Yahoo! for Yahoo? Maybe not.
While online sales increased in the neighborhood of 50% for some publishers who began cross-selling Yahoo’s HotJobs along with their traditional recruitment products, executives on the eve of the one-year anniversary of the partnership say it will be difficult in the second 12 months to equal its first-year success.
The Yahoo newspaper consortium, which launched in November, 2006, was forged by Belo, Cox, Scripps, Hearst, Journal Register, Lee Enterprises and MediaNews Group. Although publishers hailed the deal at the time as “transformational,” executives now are worried about maintaining the encouraging early momentum.
“We aren’t anywhere near matching the initial gains,” says an online executive at one of the earliest publishers to partner with HotJobs. “We are struggling and I don’t see how we are going to make it.”
If this experience proves to be commonplace, it would throw cold water on the idea that hefty, double-digit advances in online sales in the next few years could help Yahoo’s newspaper partners offset an appreciable portion of their declining print revenues.
As previously reported here, one Wall Street analyst hypothesized that the newspapers teaming with Yahoo could boost their online sales by a large enough amount to achieve positive over-all sales gains as soon as 2009. Paul Ginocchio, the Deutsche Bank analyst, premised his forecast on newspapers being able grow online sales by no less than 40% annually for a period of three straight years.
While year-to-date online ad sales at a publisher like Lee Enterprises are 56% stronger in 2007 than they were prior to the HotJobs deal, some executives are worried that the year-to-year numbers after the first anniversary won’t grow at anything close to the original pace.

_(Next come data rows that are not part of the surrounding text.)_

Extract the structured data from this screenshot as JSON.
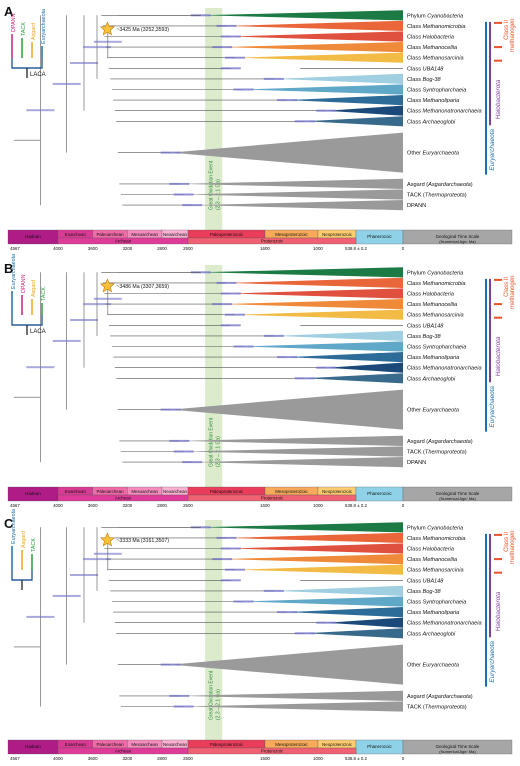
{
  "panels": [
    {
      "letter": "A",
      "star_label": "~3425 Ma (3252,3593)",
      "inset": {
        "labels": [
          "DPANN",
          "TACK",
          "Asgard",
          "Euryarchaeota"
        ],
        "root": "LACA",
        "colors": [
          "#c8207a",
          "#2a9c3c",
          "#f0a61c",
          "#1a6fb0"
        ]
      },
      "taxa": [
        {
          "label": "Phylum Cyanobacteria",
          "italic_part": "Cyanobacteria",
          "color": "#1c7a45",
          "wedge": true
        },
        {
          "label": "Class Methanomicrobia",
          "italic_part": "Methanomicrobia",
          "color": "#e8663a",
          "wedge": true
        },
        {
          "label": "Class Halobacteria",
          "italic_part": "Halobacteria",
          "color": "#e0503e",
          "wedge": true
        },
        {
          "label": "Class Methanocellia",
          "italic_part": "Methanocellia",
          "color": "#ee8a3a",
          "wedge": true
        },
        {
          "label": "Class Methanosarcinia",
          "italic_part": "Methanosarcinia",
          "color": "#f2bb45",
          "wedge": true
        },
        {
          "label": "Class UBA148",
          "italic_part": "UBA148",
          "color": "#444444",
          "wedge": false
        },
        {
          "label": "Class Bog-38",
          "italic_part": "Bog-38",
          "color": "#9fcfe0",
          "wedge": true
        },
        {
          "label": "Class Syntropharchaeia",
          "italic_part": "Syntropharchaeia",
          "color": "#5fa8c8",
          "wedge": true
        },
        {
          "label": "Class Methanoliparia",
          "italic_part": "Methanoliparia",
          "color": "#2d6c98",
          "wedge": true
        },
        {
          "label": "Class Methanonatronarchaeia",
          "italic_part": "Methanonatronarchaeia",
          "color": "#1b4a7a",
          "wedge": true
        },
        {
          "label": "Class Archaeoglobi",
          "italic_part": "Archaeoglobi",
          "color": "#386a8c",
          "wedge": true
        },
        {
          "label": "Other Euryarchaeota",
          "italic_part": "Euryarchaeota",
          "color": "#9a9a9a",
          "wedge": true,
          "big": true
        },
        {
          "label": "Asgard (Asgardarchaeota)",
          "italic_part": "Asgardarchaeota",
          "color": "#9a9a9a",
          "wedge": true
        },
        {
          "label": "TACK (Thermoproteota)",
          "italic_part": "Thermoproteota",
          "color": "#9a9a9a",
          "wedge": true
        },
        {
          "label": "DPANN",
          "italic_part": "",
          "color": "#9a9a9a",
          "wedge": true
        }
      ]
    },
    {
      "letter": "B",
      "star_label": "~3486 Ma (3307,3659)",
      "inset": {
        "labels": [
          "Euryarchaeota",
          "DPANN",
          "Asgard",
          "TACK"
        ],
        "root": "LACA",
        "colors": [
          "#1a6fb0",
          "#c8207a",
          "#f0a61c",
          "#2a9c3c"
        ]
      },
      "taxa": [
        {
          "label": "Phylum Cyanobacteria",
          "italic_part": "Cyanobacteria",
          "color": "#1c7a45",
          "wedge": true
        },
        {
          "label": "Class Methanomicrobia",
          "italic_part": "Methanomicrobia",
          "color": "#e8663a",
          "wedge": true
        },
        {
          "label": "Class Halobacteria",
          "italic_part": "Halobacteria",
          "color": "#e0503e",
          "wedge": true
        },
        {
          "label": "Class Methanocellia",
          "italic_part": "Methanocellia",
          "color": "#ee8a3a",
          "wedge": true
        },
        {
          "label": "Class Methanosarcinia",
          "italic_part": "Methanosarcinia",
          "color": "#f2bb45",
          "wedge": true
        },
        {
          "label": "Class UBA148",
          "italic_part": "UBA148",
          "color": "#444444",
          "wedge": false
        },
        {
          "label": "Class Bog-38",
          "italic_part": "Bog-38",
          "color": "#9fcfe0",
          "wedge": true
        },
        {
          "label": "Class Syntropharchaeia",
          "italic_part": "Syntropharchaeia",
          "color": "#5fa8c8",
          "wedge": true
        },
        {
          "label": "Class Methanoliparia",
          "italic_part": "Methanoliparia",
          "color": "#2d6c98",
          "wedge": true
        },
        {
          "label": "Class Methanonatronarchaeia",
          "italic_part": "Methanonatronarchaeia",
          "color": "#1b4a7a",
          "wedge": true
        },
        {
          "label": "Class Archaeoglobi",
          "italic_part": "Archaeoglobi",
          "color": "#386a8c",
          "wedge": true
        },
        {
          "label": "Other Euryarchaeota",
          "italic_part": "Euryarchaeota",
          "color": "#9a9a9a",
          "wedge": true,
          "big": true
        },
        {
          "label": "Asgard (Asgardarchaeota)",
          "italic_part": "Asgardarchaeota",
          "color": "#9a9a9a",
          "wedge": true
        },
        {
          "label": "TACK (Thermoproteota)",
          "italic_part": "Thermoproteota",
          "color": "#9a9a9a",
          "wedge": true
        },
        {
          "label": "DPANN",
          "italic_part": "",
          "color": "#9a9a9a",
          "wedge": true
        }
      ]
    },
    {
      "letter": "C",
      "star_label": "~3333 Ma (3161,3507)",
      "inset": {
        "labels": [
          "Euryarchaeota",
          "Asgard",
          "TACK"
        ],
        "root": "",
        "colors": [
          "#1a6fb0",
          "#f0a61c",
          "#2a9c3c"
        ]
      },
      "taxa": [
        {
          "label": "Phylum Cyanobacteria",
          "italic_part": "Cyanobacteria",
          "color": "#1c7a45",
          "wedge": true
        },
        {
          "label": "Class Methanomicrobia",
          "italic_part": "Methanomicrobia",
          "color": "#e8663a",
          "wedge": true
        },
        {
          "label": "Class Halobacteria",
          "italic_part": "Halobacteria",
          "color": "#e0503e",
          "wedge": true
        },
        {
          "label": "Class Methanocellia",
          "italic_part": "Methanocellia",
          "color": "#ee8a3a",
          "wedge": true
        },
        {
          "label": "Class Methanosarcinia",
          "italic_part": "Methanosarcinia",
          "color": "#f2bb45",
          "wedge": true
        },
        {
          "label": "Class UBA148",
          "italic_part": "UBA148",
          "color": "#444444",
          "wedge": false
        },
        {
          "label": "Class Bog-38",
          "italic_part": "Bog-38",
          "color": "#9fcfe0",
          "wedge": true
        },
        {
          "label": "Class Syntropharchaeia",
          "italic_part": "Syntropharchaeia",
          "color": "#5fa8c8",
          "wedge": true
        },
        {
          "label": "Class Methanoliparia",
          "italic_part": "Methanoliparia",
          "color": "#2d6c98",
          "wedge": true
        },
        {
          "label": "Class Methanonatronarchaeia",
          "italic_part": "Methanonatronarchaeia",
          "color": "#1b4a7a",
          "wedge": true
        },
        {
          "label": "Class Archaeoglobi",
          "italic_part": "Archaeoglobi",
          "color": "#386a8c",
          "wedge": true
        },
        {
          "label": "Other Euryarchaeota",
          "italic_part": "Euryarchaeota",
          "color": "#9a9a9a",
          "wedge": true,
          "big": true
        },
        {
          "label": "Asgard (Asgardarchaeota)",
          "italic_part": "Asgardarchaeota",
          "color": "#9a9a9a",
          "wedge": true
        },
        {
          "label": "TACK (Thermoproteota)",
          "italic_part": "Thermoproteota",
          "color": "#9a9a9a",
          "wedge": true
        }
      ]
    }
  ],
  "right_labels": {
    "class_ii": "Class II",
    "methanogen": "methanogen",
    "halobacterota": "Halobacterota",
    "euryarchaeota": "Euryarchaeota",
    "colors": {
      "class_ii": "#e8542a",
      "halobacterota": "#7b3fa0",
      "euryarchaeota": "#1a6fb0"
    }
  },
  "goe": {
    "label": "Great Oxidation Event",
    "range": "(2.3 – 2.1 Ga)"
  },
  "timescale": {
    "ticks": [
      "4567",
      "4000",
      "3600",
      "3200",
      "2800",
      "2500",
      "1600",
      "1000",
      "538.8 ± 0.2",
      "0"
    ],
    "eras": [
      {
        "name": "Hadean",
        "color": "#b01c85"
      },
      {
        "name": "Eoarchean",
        "color": "#da3a94"
      },
      {
        "name": "Paleoarchean",
        "color": "#f06aa8"
      },
      {
        "name": "Mesoarchean",
        "color": "#f58cbd"
      },
      {
        "name": "Neoarchean",
        "color": "#fab1d2"
      },
      {
        "name": "Paleoproterozoic",
        "color": "#ea3d5c"
      },
      {
        "name": "Mesoproterozoic",
        "color": "#f7aa5a"
      },
      {
        "name": "Neoproterozoic",
        "color": "#fdcc6e"
      },
      {
        "name": "Phanerozoic",
        "color": "#8fd2e8"
      },
      {
        "name": "Geological Time Scale",
        "sub": "(Numerical Age: Ma)",
        "color": "#a6a6a6"
      }
    ],
    "eons": [
      {
        "name": "Archean",
        "color": "#df3c99"
      },
      {
        "name": "Proterozoic",
        "color": "#f06273"
      }
    ]
  }
}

Industry-wide, print newspaper classified revenue fell nearly 16.5% in the half of this year to $1.97 billion, according to the Newspaper Association of America. Although the NAA does not report online revenues by category, total newspaper online revenues gained 20.3% in the first six months. In the same period, Monster.Com, the leading independent online job site, reported a 22% gain in sales.
Even though Monster seems to be growing at a respectable clip, online newspaper sales can’t help but be dragged down by the eroding print side of the business, which historically was the reason help-wanted advertisers came to the newspaper in the first place. If advertisers are migrating to online vs. print recruitment, it doesn’t necessarily follow that they will stick with newspapers, especially since Monster often is cheaper than newspapers and Craig’s List is free in all but a handful of major markets where its top price for a help-wanted ad is $75.
In addition to the above challenges, newspapers face two additional hurdles in their pursuit of back-to-back years of 40% or 50% gains in their online-recruitment sales.
First, newspapers entering the second year of the Yahoo partnership won’t have the one-time infusion of new revenues they got when they initially added HotJobs to their existing recruitment efforts. A restaurant serving only lunch and dinner can boost its sales quite a bit by opening for breakfast. But it can’t add other meals in the second, third and fourth years to match the first-year bonanza.
Second, help-wanted advertising seems to be declining in concert with a real, or perceived, slowdown in the economy. Employers are thinning their payrolls in response to tighter credit, the housing slump and a feared pullback in consumer spending.
In fairness, there’s more to the Yahoo partnership than HotJobs. The venture also includes mutual cooperation in the sale of national, local and search advertising. While some of those products already are reflected in the improved online numbers for newspapers, it is likely they can be developed further.
At the moment, however, HotJobs is the major factor driving the Yahoo revenue surge. And the outlook for that vertical isn’t auspicious.
“We think recruitment advertising will slow further, even if the economy avoids a recession in 2008,” says John Janedis of Wachovia Bank.
So, publishers counting on Yahoo to rescue them may want to consider some alternative juju, too.